"A sort of 'O my prophetic soul, my uncle!' I suppose, Master Charley," observed Mr. Bouncer; "but what I meant when I said that I had been hard at work, was, that I had been writing a letter; and, though I say it that ought not to say it, I flatter myself it's no end of a good letter."

"Is it a love-letter?" asked Charles Larkyns, who was leaning against the mantelpiece, amusing himself with a cigar which he had taken from Mr. Bouncer's box.

"A love-letter?" replied the little gentleman, contemptuously—"my gum! no; I should rayther think not! I may have done many foolish things in my life, but I can't have the tender passion laid to my charge. No! I've been writing my letter to the Mum: I always write to her once a term." Mr. Bouncer, it must be observed, always referred to his maternal relative (his father had been long dead) by the epithet of "the Mum."

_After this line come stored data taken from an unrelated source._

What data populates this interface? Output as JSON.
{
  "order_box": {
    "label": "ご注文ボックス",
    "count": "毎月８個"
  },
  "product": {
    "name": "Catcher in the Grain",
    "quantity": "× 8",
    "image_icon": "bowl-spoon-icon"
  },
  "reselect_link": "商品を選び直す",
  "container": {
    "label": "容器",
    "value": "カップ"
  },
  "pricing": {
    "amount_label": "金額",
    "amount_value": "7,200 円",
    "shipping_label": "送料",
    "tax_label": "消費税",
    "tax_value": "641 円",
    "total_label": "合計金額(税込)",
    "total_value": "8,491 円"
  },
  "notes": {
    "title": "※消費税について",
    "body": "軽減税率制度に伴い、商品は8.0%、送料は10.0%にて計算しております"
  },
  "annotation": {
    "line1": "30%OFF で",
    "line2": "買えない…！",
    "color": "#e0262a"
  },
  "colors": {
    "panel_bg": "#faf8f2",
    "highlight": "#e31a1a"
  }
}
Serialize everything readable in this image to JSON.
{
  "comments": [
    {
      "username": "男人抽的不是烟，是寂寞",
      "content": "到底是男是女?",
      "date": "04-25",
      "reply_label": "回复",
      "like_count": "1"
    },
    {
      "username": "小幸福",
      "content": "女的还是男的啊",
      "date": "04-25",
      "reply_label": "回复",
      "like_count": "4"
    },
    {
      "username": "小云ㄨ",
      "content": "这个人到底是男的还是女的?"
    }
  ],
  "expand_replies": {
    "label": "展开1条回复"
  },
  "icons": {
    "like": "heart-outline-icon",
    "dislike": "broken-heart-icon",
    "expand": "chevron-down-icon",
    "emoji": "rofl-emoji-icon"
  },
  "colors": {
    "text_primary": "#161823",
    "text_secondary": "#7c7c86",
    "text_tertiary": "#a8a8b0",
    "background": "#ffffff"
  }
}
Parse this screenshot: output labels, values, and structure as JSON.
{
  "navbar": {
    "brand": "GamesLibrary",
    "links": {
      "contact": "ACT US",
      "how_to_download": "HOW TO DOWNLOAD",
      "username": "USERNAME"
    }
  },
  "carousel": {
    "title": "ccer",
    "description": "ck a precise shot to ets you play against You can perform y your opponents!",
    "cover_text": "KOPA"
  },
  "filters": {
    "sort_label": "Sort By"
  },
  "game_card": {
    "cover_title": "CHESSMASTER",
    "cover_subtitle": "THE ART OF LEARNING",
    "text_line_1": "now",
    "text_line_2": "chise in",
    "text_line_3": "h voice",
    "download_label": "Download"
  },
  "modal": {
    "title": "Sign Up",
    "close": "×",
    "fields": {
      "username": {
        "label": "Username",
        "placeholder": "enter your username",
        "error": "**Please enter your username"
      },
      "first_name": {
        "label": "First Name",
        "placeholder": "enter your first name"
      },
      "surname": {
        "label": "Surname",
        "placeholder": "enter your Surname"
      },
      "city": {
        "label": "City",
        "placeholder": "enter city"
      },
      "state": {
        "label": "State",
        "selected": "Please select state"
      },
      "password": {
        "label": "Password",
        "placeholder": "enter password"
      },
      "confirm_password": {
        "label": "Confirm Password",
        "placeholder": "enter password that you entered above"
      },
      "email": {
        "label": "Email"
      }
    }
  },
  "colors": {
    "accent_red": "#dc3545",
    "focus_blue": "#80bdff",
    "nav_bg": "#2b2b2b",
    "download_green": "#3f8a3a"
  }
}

"Once a term!" said our hero, in a tone of surprise; "why I always write home once or twice every week."

"You don't mean to say so, Giglamps!" replied Mr. Bouncer, with admiration. "Well, some fellers have what you call a genius for that sort of thing, you see, though what you can find to tell 'em I can't imagine. But if I'd gone at that pace I should have got right through the Guide Book by this time, and then it would have been all U P, and I should have been obleeged to have invented another dodge. You don't seem to take, Giglamps?"

"Well, I really don't know what you mean," answered our hero.

"Why," continued Mr. Bouncer, "you see, there's only the Mum and Fanny at home: Fanny's my sister, Giglamps—a regular stunner—just suit you!—and they, you understand, don't care to hear about wines, and Town and Gowns, and all that sort of thing; and, you see, I ain't inventive and that, and can't spin a yarn about nothing; so, as soon as ever I came up to Oxford, I invested money in a Guide Book; and I began at the beginning, and I gave the Mum three pages of Guide Book in each letter. Of course, you see, the Mum imagines it's all my own observation; and she thinks no end of my letters, and says that they make her know Oxford almost as well as if she lived here; and she, of course, makes a good deal of me; and as Oxford's the place where I hang out, you see, she takes an interest in reading something about the jolly old place."

"Of course," observed Mr. Verdant Green; "my mamma—mother, at least—and sisters, always take pleasure in hearing about Oxford; but your plan never occurred to me."

"It's a first-rater, and no mistake," said Mr. Bouncer, confidently, "and saves a deal of trouble. I think of taking out a patent for it—'Bouncer's Complete Letter-Writer'—or get some literary swell to put it into a book, 'with a portrait of the inventor;' it would be sure to sell. You see, it's what you call amusement blended with information; and that's more than you can say of most men's letters to the Home department."

"Cocky Palmer's, for instance," said Charles Larkyns, "which always contained a full, true, and particular account of his Wheatley doings. He used to go over there, Verdant, to indulge in the noble sport of cock-fighting, for which he had a most unamiable and unenviable weakness; that was the reason why he was called 'Cocky' Palmer. His elder brother—who was a Pembroke man—was distinguished by the pronomen 'Snuffy,' to express his excessive partiality for that titillating compound."